The assault began shortly after midnight on June 6, 1944, with an air bombardment consisting of more than 2,200 allied bombers attacking targets along the coast and inland. Clouds hindered the air strikes, however, and the coastal bombing at Omaha Beach was particularly ineffective. More than 24,000 American, British, and Canadian airborne assault troops and 1,200 aircraft followed the air bombardment. At 1:30 a.m. the 101st (U.S.) Airborne Division began landing behind Utah beach to secure the exits from the beach, and the 82d (U.S.) Airborne Division began landing at 2:30 a.m. to secure bridges on the right flank of the beachhead. Thick cloud cover also hindered the air insertion, and many of the units missed their landing zones, often by miles. On the coastline, the second phase began at 5:30 a.m. as forces when six Allied divisions and numerous small units began landing on five beaches. The Allies landed more than 160,000 troops at Normandy, of which 73,000 were American. There were also 83,115 British and Canadian forces who landed on Gold, Juno, and Sword beaches.

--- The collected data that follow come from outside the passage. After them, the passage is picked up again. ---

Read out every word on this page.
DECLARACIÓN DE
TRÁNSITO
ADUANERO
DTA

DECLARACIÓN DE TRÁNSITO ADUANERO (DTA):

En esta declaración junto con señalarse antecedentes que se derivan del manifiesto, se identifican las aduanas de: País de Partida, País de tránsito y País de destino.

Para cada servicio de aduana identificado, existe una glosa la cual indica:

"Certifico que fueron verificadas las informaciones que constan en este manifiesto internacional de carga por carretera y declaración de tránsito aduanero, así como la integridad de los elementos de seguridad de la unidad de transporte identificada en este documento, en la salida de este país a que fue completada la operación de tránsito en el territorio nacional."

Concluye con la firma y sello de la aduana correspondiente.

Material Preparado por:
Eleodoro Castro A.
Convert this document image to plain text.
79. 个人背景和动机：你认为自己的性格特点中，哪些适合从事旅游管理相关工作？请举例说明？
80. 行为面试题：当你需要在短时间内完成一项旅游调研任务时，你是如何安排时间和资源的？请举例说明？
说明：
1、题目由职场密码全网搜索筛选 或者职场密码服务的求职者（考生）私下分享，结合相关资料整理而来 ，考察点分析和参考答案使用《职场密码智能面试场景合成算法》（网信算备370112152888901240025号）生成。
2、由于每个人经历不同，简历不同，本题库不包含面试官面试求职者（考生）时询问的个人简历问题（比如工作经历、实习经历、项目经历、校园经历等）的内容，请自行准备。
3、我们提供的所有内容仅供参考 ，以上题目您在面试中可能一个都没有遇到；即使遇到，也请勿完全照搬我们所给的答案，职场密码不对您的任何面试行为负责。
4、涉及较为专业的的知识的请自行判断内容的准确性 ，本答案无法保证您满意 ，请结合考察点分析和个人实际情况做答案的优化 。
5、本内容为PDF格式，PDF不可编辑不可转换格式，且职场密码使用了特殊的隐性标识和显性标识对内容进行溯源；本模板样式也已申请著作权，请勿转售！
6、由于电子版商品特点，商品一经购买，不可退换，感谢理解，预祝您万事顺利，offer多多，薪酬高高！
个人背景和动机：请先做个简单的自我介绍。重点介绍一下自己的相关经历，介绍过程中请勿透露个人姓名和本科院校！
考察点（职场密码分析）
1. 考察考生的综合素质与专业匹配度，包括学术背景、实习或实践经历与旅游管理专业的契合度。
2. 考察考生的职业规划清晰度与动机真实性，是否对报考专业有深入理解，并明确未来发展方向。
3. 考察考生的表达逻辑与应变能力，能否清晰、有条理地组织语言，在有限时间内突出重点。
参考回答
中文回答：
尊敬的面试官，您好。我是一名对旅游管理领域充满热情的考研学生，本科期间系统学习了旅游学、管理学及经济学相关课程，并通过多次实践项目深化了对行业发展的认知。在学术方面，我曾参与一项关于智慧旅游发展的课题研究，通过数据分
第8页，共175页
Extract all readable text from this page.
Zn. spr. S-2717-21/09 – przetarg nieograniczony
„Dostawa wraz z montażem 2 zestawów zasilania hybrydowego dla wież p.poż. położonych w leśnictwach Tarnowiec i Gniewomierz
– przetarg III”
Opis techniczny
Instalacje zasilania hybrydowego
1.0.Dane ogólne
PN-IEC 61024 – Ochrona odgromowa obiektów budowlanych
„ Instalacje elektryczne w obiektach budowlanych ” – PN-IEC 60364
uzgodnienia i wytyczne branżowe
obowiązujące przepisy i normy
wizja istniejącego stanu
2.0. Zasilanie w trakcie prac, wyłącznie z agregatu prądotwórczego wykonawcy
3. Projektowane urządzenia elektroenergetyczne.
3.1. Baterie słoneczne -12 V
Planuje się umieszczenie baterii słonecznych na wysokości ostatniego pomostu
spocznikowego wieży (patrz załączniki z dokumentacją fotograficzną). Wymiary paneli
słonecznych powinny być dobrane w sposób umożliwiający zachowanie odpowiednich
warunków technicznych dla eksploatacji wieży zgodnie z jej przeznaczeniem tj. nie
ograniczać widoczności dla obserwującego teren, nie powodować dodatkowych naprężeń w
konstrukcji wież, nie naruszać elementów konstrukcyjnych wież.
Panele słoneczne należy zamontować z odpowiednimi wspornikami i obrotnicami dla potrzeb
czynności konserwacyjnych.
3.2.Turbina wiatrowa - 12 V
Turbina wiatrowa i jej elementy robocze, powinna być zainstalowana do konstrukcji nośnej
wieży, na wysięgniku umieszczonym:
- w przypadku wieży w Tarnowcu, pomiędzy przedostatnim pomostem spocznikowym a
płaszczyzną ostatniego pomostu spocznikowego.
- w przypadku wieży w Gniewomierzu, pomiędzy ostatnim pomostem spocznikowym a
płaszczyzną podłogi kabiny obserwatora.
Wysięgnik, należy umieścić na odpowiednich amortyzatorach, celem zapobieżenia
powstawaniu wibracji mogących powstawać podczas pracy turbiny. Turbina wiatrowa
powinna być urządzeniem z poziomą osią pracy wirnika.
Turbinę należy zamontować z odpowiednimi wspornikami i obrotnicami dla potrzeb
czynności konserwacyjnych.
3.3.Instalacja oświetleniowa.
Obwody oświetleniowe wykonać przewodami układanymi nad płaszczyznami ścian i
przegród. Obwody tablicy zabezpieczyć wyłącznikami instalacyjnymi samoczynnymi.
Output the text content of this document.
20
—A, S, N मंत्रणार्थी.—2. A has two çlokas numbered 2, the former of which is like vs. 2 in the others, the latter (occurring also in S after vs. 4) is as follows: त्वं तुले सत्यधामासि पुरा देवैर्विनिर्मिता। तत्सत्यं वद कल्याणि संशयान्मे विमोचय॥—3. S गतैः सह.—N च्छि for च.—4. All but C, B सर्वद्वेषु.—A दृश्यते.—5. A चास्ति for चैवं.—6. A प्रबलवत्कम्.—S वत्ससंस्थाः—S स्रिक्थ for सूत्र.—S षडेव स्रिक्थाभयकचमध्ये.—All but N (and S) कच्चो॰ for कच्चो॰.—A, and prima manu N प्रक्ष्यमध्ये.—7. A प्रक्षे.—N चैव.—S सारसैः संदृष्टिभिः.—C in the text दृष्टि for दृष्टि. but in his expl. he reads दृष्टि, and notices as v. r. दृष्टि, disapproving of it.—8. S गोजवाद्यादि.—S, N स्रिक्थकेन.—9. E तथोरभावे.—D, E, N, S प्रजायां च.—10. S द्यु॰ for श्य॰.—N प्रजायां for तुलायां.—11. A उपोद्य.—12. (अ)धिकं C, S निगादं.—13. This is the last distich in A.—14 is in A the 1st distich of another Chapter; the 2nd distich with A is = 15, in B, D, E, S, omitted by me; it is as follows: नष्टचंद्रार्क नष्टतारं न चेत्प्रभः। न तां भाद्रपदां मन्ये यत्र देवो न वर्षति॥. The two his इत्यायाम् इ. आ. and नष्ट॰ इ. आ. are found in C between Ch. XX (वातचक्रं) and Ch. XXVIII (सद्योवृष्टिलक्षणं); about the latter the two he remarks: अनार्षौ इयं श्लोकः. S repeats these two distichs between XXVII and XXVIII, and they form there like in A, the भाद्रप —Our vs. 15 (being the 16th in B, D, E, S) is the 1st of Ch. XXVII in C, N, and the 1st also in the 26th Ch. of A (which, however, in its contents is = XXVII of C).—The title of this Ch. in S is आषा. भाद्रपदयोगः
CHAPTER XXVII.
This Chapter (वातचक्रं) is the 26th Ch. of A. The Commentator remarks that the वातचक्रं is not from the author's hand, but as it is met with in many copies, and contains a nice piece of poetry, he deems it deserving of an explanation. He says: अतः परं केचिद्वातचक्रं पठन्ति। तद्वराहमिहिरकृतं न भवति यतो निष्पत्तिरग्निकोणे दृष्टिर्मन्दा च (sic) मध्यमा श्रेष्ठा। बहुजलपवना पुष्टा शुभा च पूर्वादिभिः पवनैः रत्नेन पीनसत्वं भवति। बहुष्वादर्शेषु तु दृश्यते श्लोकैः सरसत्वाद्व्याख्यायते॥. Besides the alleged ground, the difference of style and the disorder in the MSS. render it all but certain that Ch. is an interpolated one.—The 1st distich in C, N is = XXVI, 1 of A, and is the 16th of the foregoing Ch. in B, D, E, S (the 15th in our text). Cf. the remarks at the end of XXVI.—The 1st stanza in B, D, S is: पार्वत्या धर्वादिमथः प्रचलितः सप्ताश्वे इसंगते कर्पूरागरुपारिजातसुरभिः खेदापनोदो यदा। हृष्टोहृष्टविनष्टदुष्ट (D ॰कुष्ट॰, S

By the end of the first day, none of the assault forces had secured their first-day objectives. Allied casualties on June 6 have been estimated at 10,000 killed, wounded, and missing in action: 6,603 Americans, 2,700 British, and 946 Canadians. Over the following days the Allies gradually expanded their tenuous foothold. When a failed German counterattack on August 8 resulted in more than 50,000 German troops being encircled by Allied forces near the town of Falaise, the tide turned, and the Allies broke out of Normandy on August 15. Once out of Normandy, Allied forces advanced quickly and liberated Paris on August 25. German forces retreated across the Seine five days later, marking the end of Operation Overlord.
The cost of the Normandy campaign was high on both sides. From D-day through August 21, the Allies landed more than two million men in northern France and suffered more than 226,386 casualties: 72,911 killed/missing and 153,475 wounded. German losses included over 240,000 casualties and 200,000 captured. Between 13,000 and 20,000 French civilians died, and many more were seriously wounded.